The High Court noted that the regulations entitled the police to take “such action as was necessary” to enforce a restriction, and should have started from the proposition that freedom of expression and assembly might provide a ‘reasonable excuse’ – contained in the regulations – for organising a gathering. The police should then have reached a rational and informed assessment as to whether the organisers had such an excuse, considering the public health risks and the steps taken to mitigate those risks. A person involved in an assembly that contravened the regulations would have a “reasonable excuse” where it would be a breach of Article 11 to prohibit or interfere with such involvement, and it was for police forces to undertake that analysis based on all the circumstances.
The Supreme Court decision in DPP v Ziegler  UKSC 23 – a case involving lawful excuse for obstruction of the highway – made it clear that the police must engage with proportionality by conducting a risk assessment, even where it was onerous, as in the context of these regulations. Although the police were primarily concerned with public safety and public order, no enforcement decision could be made lawfully without such an assessment, and a blanket restriction on freedom of assembly was not justified solely on the basis that other forms of protest were permitted.
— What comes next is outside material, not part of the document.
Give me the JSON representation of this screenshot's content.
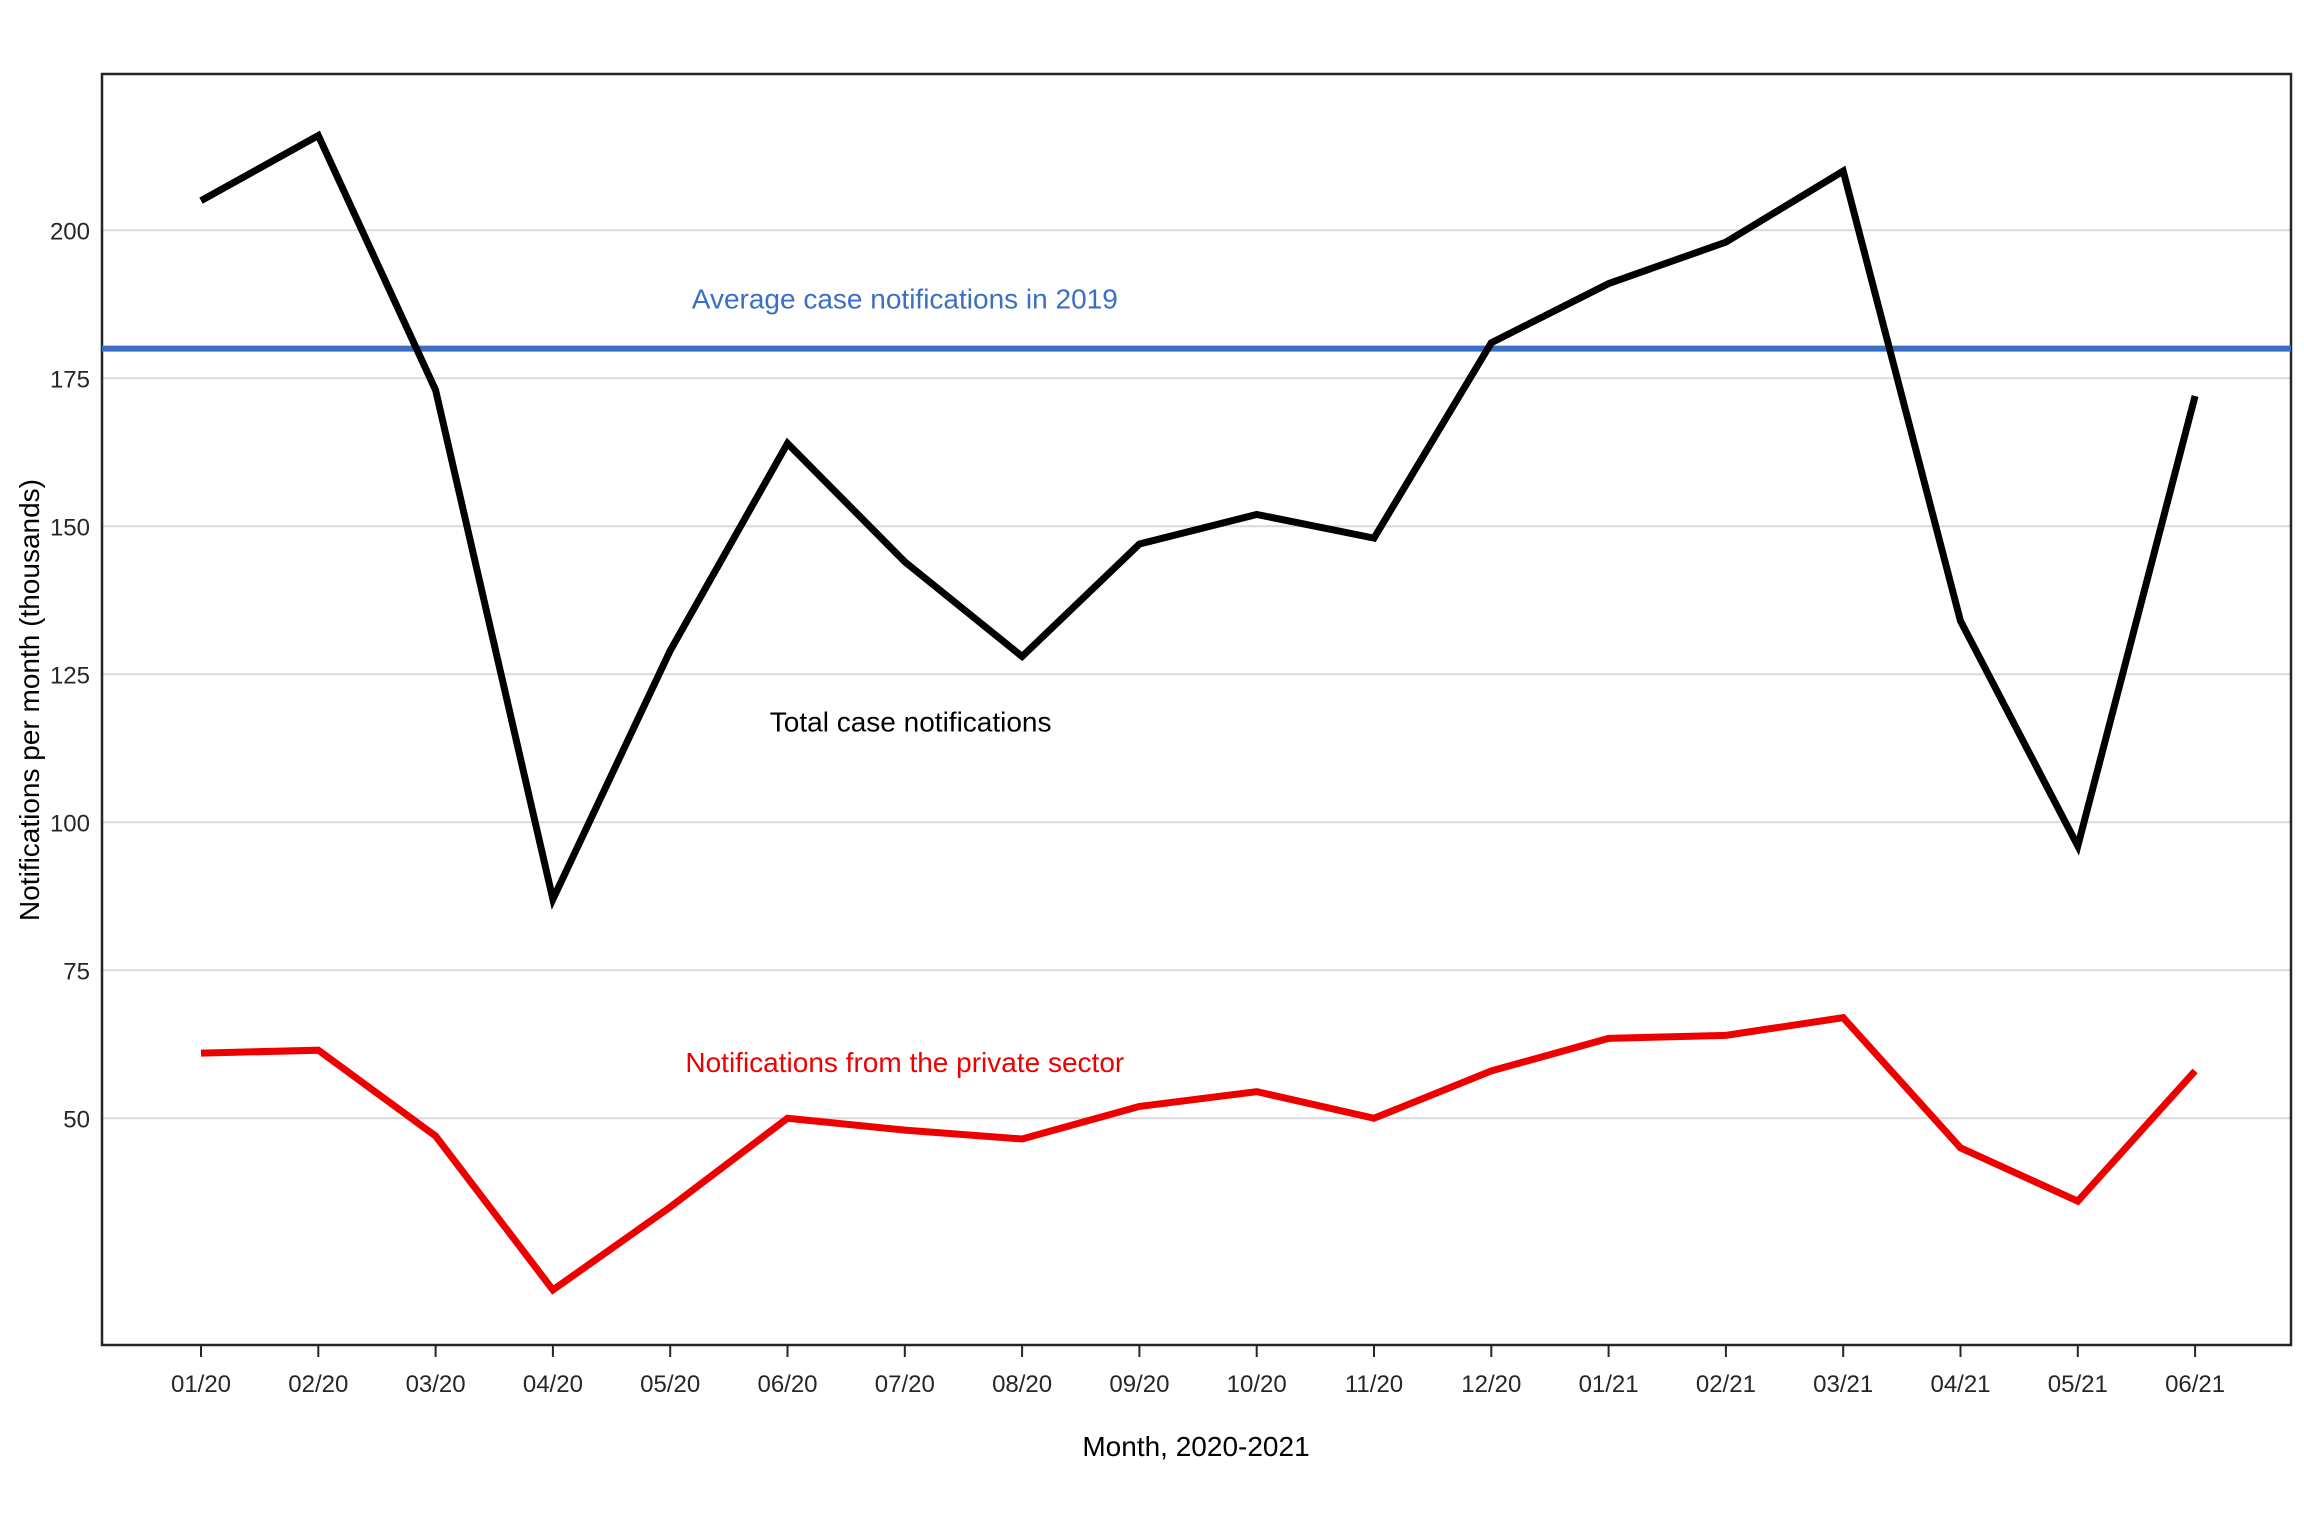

An officer deciding to charge an individual with an offence under regulation 10 must ensure that a conviction would be a necessary and proportionate measure for protecting public health, and the seriousness of any health risk had to be balanced against the rights engaged. In this case, none of the decisions was in accordance with the regulations as the decision-making was legally misinformed, and there was no evidence that the police had carried out a case-specific proportionality assessment that took into account all the relevant Ziegler factors.
The ruling is a good example of why the present government wishes to rid domestic human rights law of the principles of the ECHR, in particular the tool of proportionality that allows the courts to address the balance between ECHR rights and the aim of any restriction. In this case, the police failed to consider the requirement of ‘reasonable excuse’, believing that they were the judges of that term and its application to the facts. As a result, they ignored the values of free speech and assembly, and the particular public interest in this vigil and the decision was in breach of ECHR rights. Lawmakers and the executive would naturally prefer to be left to their own devices in deciding the balance, but proportionality and other measures taken from the ECHR are vital in maintaining a human rights compliant legal order, and must remain part of the courts armoury in defending liberty.